La première paraît évidente. C’est la présence de l’eau, qui dépend bien sûr du mode d’alimentation de la rivière, mais aussi du niveau des précipitations, en particulier pendant la phase cruciale de l’installation des couples. Les années de sécheresse que nous venons de vivre ont obligé le cincle à déserter une partie de ses quartiers résidentiels habituels, tandis que les périodes de forte pluviométrie permettront la recolonisation temporaire ou permanente de secteurs moins utilisés.

Trop chiche

La seconde condition est non seulement alimentaire, mais élémentaire. Elle découle de la première et concerne la nourriture disponible. Le cincle préfère les proies évoluant dans des eaux claires et peu profondes où il aime également pouvoir se déplacer sans entrave.
En plaine, l’absence d’eau au printemps favorisera dans les petits ruisseaux l’implantation d’une forte végétation aquatique qui sera pour lui dissuasive, alors qu’un surplus d’eau nettoiera les lits des feuilles mortes et des tapis d’algues de l’automne précédent. Mais à l’inverse, un printemps trop frais freinera le développement des larves d’insectes dont il est friand. Tout est donc question d’équilibre.

Trop pollué

Le troisième point est directement de notre ressort. L’enrochement des berges, l’arrachage de la végétation des rives, la modification des débits, le surcreusement des lits, la destruction des vieux ponts obligent le cincle à aller s’installer ailleurs. A cela évidemment s’ajoutent les différentes formes de pollution qui détruisent tout ou partie de la faune aquatique. Le cincle, un oiseau de plus dont le destin est aujourd’hui entre nos mains.

Densités élastiques

Avec l’altitude, les chances de trouver une rivière à cincles augmentent.
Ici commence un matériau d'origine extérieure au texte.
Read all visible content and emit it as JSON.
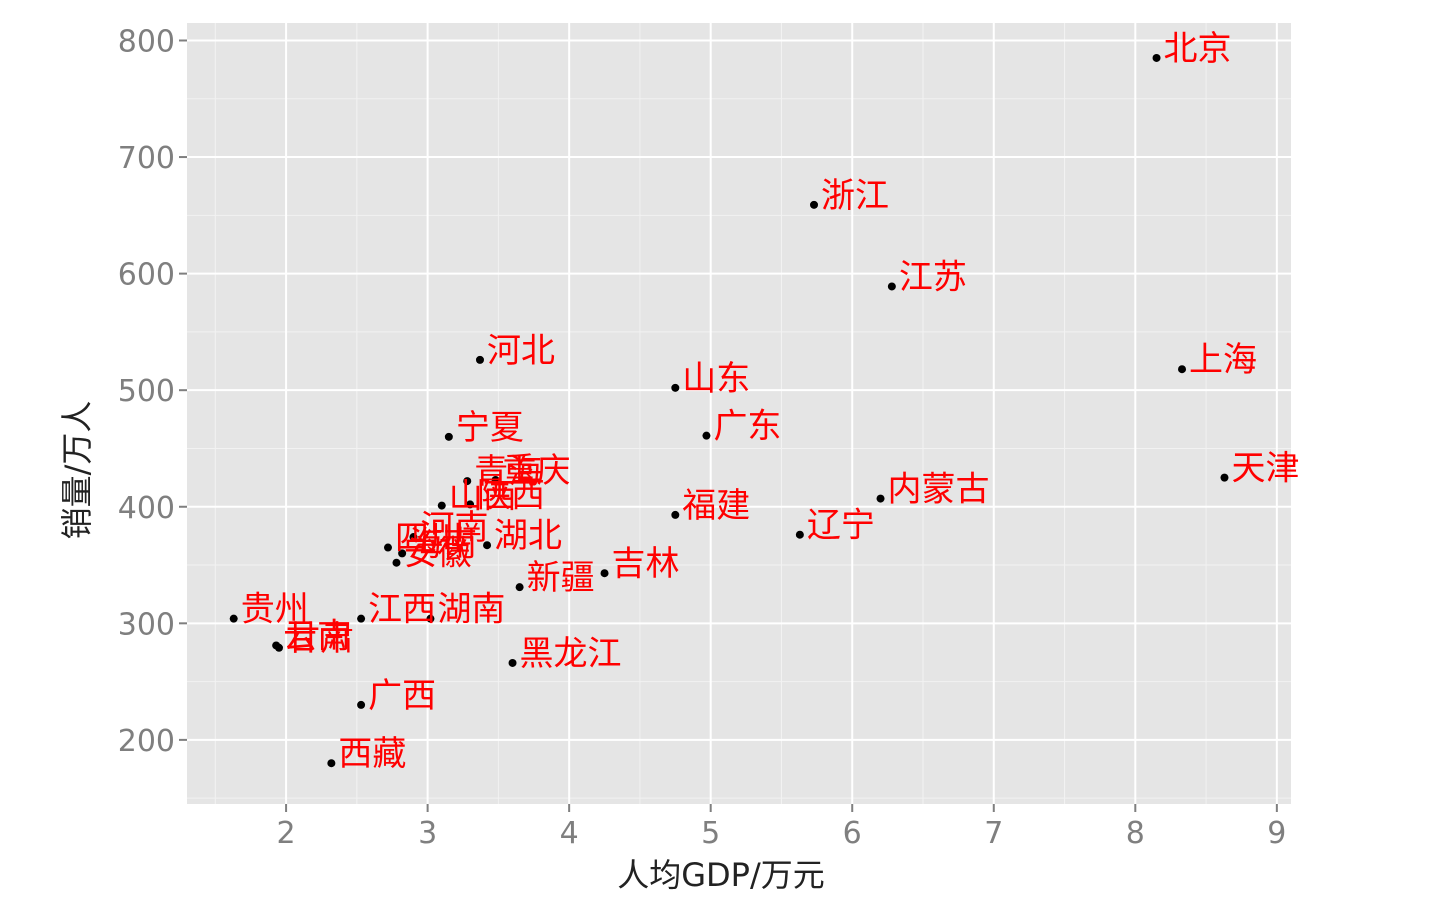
{
  "chart_data": {
    "type": "scatter",
    "xlabel": "人均GDP/万元",
    "ylabel": "销量/万人",
    "xlim": [
      1.3,
      9.1
    ],
    "ylim": [
      145,
      815
    ],
    "x_ticks": [
      2,
      3,
      4,
      5,
      6,
      7,
      8,
      9
    ],
    "y_ticks": [
      200,
      300,
      400,
      500,
      600,
      700,
      800
    ],
    "grid": true,
    "panel_background": "#e5e5e5",
    "grid_color": "#ffffff",
    "point_color": "#000000",
    "label_color": "#ff0000",
    "points": [
      {
        "label": "北京",
        "x": 8.15,
        "y": 785
      },
      {
        "label": "浙江",
        "x": 5.73,
        "y": 659
      },
      {
        "label": "江苏",
        "x": 6.28,
        "y": 589
      },
      {
        "label": "上海",
        "x": 8.33,
        "y": 518
      },
      {
        "label": "河北",
        "x": 3.37,
        "y": 526
      },
      {
        "label": "山东",
        "x": 4.75,
        "y": 502
      },
      {
        "label": "广东",
        "x": 4.97,
        "y": 461
      },
      {
        "label": "宁夏",
        "x": 3.15,
        "y": 460
      },
      {
        "label": "天津",
        "x": 8.63,
        "y": 425
      },
      {
        "label": "内蒙古",
        "x": 6.2,
        "y": 407
      },
      {
        "label": "青海",
        "x": 3.28,
        "y": 422
      },
      {
        "label": "重庆",
        "x": 3.48,
        "y": 423
      },
      {
        "label": "山西",
        "x": 3.1,
        "y": 401
      },
      {
        "label": "陕西",
        "x": 3.3,
        "y": 402
      },
      {
        "label": "福建",
        "x": 4.75,
        "y": 393
      },
      {
        "label": "辽宁",
        "x": 5.63,
        "y": 376
      },
      {
        "label": "四川",
        "x": 2.72,
        "y": 365
      },
      {
        "label": "河南",
        "x": 2.9,
        "y": 374
      },
      {
        "label": "海南",
        "x": 2.82,
        "y": 360
      },
      {
        "label": "湖北",
        "x": 3.42,
        "y": 367
      },
      {
        "label": "安徽",
        "x": 2.78,
        "y": 352
      },
      {
        "label": "吉林",
        "x": 4.25,
        "y": 343
      },
      {
        "label": "新疆",
        "x": 3.65,
        "y": 331
      },
      {
        "label": "贵州",
        "x": 1.63,
        "y": 304
      },
      {
        "label": "江西",
        "x": 2.53,
        "y": 304
      },
      {
        "label": "湖南",
        "x": 3.02,
        "y": 304
      },
      {
        "label": "云南",
        "x": 1.93,
        "y": 281
      },
      {
        "label": "甘肃",
        "x": 1.95,
        "y": 279
      },
      {
        "label": "黑龙江",
        "x": 3.6,
        "y": 266
      },
      {
        "label": "广西",
        "x": 2.53,
        "y": 230
      },
      {
        "label": "西藏",
        "x": 2.32,
        "y": 180
      }
    ]
  }
}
La longueur du tronçon de rivière nécessaire à un couple de cincles dépend avant tout des qualités du cours d’eau. La pente et le débit ajoutés aux ouvrages artificiels propres à accueillir le nid constituent les atouts majeurs d’un domaine. La présence d’un sub-strat caillouteux non colmaté, la vitesse du courant et l’abondance des invertébrés aquatiques sont d‘au-tres éléments propices à l’installation de l’oiseau.
En Suisse comme en France, les régions montagneuses sont mieux loties que celles de plaine, car l’eau y est de meilleure qualité. Elle est plus froide, coule plus vite, ce qui est plus favorable au développement des larves. Les distances séparant les couples y sont souvent inférieures au kilomètre. En revanche, le cincle supporte mal l’enrésinement des rives, qui acidifie le cours d’eau et raréfie les proies.
Ces densités sont susceptibles de varier énormément. Une sécheresse persistante fait baisser le nombre de couples, car les meilleures places sont chères le long de la rivière. Un excès de précipitations aboutit au même effet en bouleversant le cours d’eau par des crues trop fréquentes.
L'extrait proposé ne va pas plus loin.